No assessment is 100% reliable

An assessment is a means by which we can create a set of circumstances in which a student can represent their knowledge, skill and understanding in an observable form. Because it is a proxy for something unseen, and because interpretation is often part of making sense of the information derived from an assessment, error is always present in some form or other.

Some (of the many) sources of error include:

the assessor’s unfamiliarity with the topic being assessed
the assessor’s unfamiliarity with robust assessment practices
bias (teachers are human, after all!)
the subjectivity of the material to be assessed
the conditions in which students take the assessment

Improving assessment reliability

There are lots of ways in which classroom assessment practices can be improved in order to increase reliability, and one of the most immediate is to improve so-called inter-rater reliability and intra-rater reliability.

Inter-rater reliability: getting people to agree with one another on simple matters can be hard enough, so when it comes to complex judgements (such as whether the grades two teachers award independently for the same writing task are consistent with each other), reliability challenges arise.

Intra-rater reliability: most people acknowledge that it is difficult to achieve high levels of inter-rater reliability, but an often overlooked challenge also comes from the accuracy and consistency of one’s own judgements.

Imagine your responses to a set of different assessment tasks of the same quality, but at different times during the day, week, month and year.
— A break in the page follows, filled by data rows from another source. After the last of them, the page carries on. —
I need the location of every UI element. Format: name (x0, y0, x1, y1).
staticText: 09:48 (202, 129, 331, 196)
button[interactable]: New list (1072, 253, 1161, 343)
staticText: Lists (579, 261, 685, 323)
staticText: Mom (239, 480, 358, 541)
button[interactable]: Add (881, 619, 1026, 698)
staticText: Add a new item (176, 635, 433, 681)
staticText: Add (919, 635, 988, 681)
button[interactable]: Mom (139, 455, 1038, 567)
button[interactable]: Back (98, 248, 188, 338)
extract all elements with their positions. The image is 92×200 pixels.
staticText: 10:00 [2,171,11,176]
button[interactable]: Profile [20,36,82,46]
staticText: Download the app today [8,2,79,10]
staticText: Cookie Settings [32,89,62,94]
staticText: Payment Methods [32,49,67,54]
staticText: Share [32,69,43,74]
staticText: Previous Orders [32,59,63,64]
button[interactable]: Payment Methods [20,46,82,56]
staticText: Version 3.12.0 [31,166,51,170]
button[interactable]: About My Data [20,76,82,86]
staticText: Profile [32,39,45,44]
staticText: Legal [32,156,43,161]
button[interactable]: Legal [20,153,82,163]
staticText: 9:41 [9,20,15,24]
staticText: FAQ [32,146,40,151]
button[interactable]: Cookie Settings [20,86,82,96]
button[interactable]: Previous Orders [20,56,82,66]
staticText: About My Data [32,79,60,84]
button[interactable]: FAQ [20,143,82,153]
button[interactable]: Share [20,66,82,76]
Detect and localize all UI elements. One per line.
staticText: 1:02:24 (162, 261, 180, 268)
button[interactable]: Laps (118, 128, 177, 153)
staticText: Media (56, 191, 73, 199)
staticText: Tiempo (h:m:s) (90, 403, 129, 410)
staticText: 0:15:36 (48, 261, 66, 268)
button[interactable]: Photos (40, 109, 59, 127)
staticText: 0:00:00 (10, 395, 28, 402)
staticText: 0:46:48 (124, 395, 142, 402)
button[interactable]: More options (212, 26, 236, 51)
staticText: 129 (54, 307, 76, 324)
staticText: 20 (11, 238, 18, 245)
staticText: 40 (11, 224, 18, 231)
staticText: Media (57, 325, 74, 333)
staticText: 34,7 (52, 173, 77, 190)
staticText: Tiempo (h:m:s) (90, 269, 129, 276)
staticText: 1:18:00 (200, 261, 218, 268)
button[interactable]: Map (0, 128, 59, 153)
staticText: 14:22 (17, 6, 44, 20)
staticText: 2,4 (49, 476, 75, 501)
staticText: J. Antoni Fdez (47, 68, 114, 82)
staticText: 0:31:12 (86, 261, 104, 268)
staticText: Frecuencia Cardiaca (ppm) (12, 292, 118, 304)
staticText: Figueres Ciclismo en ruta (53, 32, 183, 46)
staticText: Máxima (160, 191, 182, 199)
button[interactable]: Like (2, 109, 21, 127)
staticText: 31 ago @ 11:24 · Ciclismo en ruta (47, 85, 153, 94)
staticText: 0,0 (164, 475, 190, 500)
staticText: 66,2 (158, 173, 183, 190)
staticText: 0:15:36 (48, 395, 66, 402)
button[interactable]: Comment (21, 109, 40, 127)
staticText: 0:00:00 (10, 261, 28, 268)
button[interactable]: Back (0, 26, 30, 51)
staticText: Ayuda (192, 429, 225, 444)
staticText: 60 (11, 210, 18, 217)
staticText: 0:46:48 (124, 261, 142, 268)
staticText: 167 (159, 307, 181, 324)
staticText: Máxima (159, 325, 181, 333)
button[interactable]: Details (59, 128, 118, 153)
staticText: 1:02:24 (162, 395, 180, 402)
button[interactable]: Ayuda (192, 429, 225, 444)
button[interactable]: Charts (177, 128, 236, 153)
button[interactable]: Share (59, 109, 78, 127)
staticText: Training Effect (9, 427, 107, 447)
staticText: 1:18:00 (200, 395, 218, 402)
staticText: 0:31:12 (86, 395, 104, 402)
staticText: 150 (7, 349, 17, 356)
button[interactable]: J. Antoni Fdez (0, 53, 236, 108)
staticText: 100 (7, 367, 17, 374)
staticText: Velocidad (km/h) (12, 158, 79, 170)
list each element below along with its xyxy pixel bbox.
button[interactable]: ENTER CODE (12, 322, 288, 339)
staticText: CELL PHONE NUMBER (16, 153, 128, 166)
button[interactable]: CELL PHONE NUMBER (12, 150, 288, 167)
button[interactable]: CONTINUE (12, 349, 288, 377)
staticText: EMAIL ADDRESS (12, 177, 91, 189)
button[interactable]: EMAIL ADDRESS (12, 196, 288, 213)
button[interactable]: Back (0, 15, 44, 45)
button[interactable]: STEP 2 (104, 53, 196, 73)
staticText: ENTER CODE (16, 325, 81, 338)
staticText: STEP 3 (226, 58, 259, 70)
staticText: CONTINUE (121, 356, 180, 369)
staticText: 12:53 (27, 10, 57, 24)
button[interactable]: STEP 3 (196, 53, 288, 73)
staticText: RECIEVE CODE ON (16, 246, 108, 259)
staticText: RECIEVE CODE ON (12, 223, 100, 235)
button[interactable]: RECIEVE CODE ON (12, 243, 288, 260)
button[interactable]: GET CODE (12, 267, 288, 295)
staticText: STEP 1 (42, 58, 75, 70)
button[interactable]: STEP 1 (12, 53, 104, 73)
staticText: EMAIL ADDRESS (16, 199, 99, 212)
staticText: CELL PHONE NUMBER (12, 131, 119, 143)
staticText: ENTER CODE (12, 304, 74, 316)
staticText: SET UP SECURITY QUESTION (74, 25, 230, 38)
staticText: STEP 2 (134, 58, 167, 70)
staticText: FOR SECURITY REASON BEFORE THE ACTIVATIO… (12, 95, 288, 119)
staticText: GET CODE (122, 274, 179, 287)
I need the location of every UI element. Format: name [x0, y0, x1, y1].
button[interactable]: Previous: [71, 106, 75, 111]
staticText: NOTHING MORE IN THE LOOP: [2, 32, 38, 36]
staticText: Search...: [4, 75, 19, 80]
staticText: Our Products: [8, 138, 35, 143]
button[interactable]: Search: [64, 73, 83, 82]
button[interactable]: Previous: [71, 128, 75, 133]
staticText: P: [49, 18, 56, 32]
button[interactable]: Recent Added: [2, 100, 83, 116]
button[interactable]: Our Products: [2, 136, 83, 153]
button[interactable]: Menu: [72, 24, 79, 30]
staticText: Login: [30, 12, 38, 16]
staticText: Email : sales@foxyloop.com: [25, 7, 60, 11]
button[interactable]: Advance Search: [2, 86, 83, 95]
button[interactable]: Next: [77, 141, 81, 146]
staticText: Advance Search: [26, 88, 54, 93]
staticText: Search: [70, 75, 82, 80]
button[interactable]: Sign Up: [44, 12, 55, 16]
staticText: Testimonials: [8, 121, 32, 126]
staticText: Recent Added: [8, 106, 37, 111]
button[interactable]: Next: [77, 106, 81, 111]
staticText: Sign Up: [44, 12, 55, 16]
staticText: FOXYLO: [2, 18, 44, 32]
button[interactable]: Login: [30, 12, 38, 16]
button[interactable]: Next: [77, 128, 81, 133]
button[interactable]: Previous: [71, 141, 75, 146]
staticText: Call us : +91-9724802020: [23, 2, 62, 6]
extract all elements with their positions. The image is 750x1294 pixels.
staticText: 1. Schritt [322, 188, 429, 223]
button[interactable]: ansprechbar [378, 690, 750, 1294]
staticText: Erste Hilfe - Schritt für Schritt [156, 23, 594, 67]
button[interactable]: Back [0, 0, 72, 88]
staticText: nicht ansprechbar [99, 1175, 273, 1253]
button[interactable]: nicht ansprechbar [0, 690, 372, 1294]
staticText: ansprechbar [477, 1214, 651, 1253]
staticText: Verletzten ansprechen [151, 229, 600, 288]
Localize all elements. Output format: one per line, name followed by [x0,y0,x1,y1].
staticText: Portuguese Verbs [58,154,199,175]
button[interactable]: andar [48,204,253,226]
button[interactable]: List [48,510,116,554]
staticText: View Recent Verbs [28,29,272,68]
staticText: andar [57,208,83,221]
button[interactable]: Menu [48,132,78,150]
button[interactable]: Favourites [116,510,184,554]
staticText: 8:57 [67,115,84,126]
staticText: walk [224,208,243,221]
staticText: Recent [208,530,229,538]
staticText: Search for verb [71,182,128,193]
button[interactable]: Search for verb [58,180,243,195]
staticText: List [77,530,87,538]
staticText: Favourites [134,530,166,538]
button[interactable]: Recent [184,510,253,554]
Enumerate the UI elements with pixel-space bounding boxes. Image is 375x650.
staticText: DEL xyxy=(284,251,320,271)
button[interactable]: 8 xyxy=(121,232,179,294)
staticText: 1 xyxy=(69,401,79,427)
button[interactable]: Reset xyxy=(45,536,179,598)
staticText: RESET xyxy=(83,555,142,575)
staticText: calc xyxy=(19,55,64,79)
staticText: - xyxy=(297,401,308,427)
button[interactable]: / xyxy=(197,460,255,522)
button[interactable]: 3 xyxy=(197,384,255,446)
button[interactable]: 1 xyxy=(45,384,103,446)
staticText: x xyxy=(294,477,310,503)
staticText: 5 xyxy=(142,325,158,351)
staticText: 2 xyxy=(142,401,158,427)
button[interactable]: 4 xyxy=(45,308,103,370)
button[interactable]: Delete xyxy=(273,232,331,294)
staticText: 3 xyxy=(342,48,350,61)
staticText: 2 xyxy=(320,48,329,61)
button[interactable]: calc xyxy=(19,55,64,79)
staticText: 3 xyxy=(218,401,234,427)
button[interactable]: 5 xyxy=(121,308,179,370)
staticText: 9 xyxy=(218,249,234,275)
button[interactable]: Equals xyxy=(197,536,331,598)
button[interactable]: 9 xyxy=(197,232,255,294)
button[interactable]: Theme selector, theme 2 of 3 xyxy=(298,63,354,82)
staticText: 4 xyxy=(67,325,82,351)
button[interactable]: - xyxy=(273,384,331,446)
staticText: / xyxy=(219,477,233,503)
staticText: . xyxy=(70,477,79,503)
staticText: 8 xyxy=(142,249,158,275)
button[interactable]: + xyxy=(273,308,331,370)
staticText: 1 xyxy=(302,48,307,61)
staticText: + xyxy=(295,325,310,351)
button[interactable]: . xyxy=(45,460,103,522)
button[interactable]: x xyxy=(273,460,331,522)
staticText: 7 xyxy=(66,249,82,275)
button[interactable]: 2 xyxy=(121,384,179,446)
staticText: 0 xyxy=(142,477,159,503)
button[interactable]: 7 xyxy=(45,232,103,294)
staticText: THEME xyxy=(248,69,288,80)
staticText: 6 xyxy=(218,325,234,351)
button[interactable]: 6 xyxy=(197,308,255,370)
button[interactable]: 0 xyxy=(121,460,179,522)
Particularly in areas of subjectivity – where judgement is needed – you can imagine how your decisions, comments and grading of assignments may vary dependent on time of day, hunger, how many other tasks you’re juggling in your mind, caffeine ingestion…

Improving rater reliability: improving reliability begins by acknowledging that assessments always have a degree of unreliability inherent in them. Improving reliability will improve the quality of the information derived from the assessment process, thus increasing its potential value to teachers and students. Below are three ways to improve reliability of assessment in school:

Use exemplar student work to clarify what success looks like in specific assignments: be explicit about these criteria;
Blind-mark assignments: this reduces bias and increases rater reliability
Blind-moderate samples of students’ work: this increases rater reliability and also offers a good professional development opportunity to share standards.

Given that information from assessments are used to make decisions about the needs and progress of pupils, shouldn’t we be able to answer the question “how reliable is your assessment?” And how many of us could?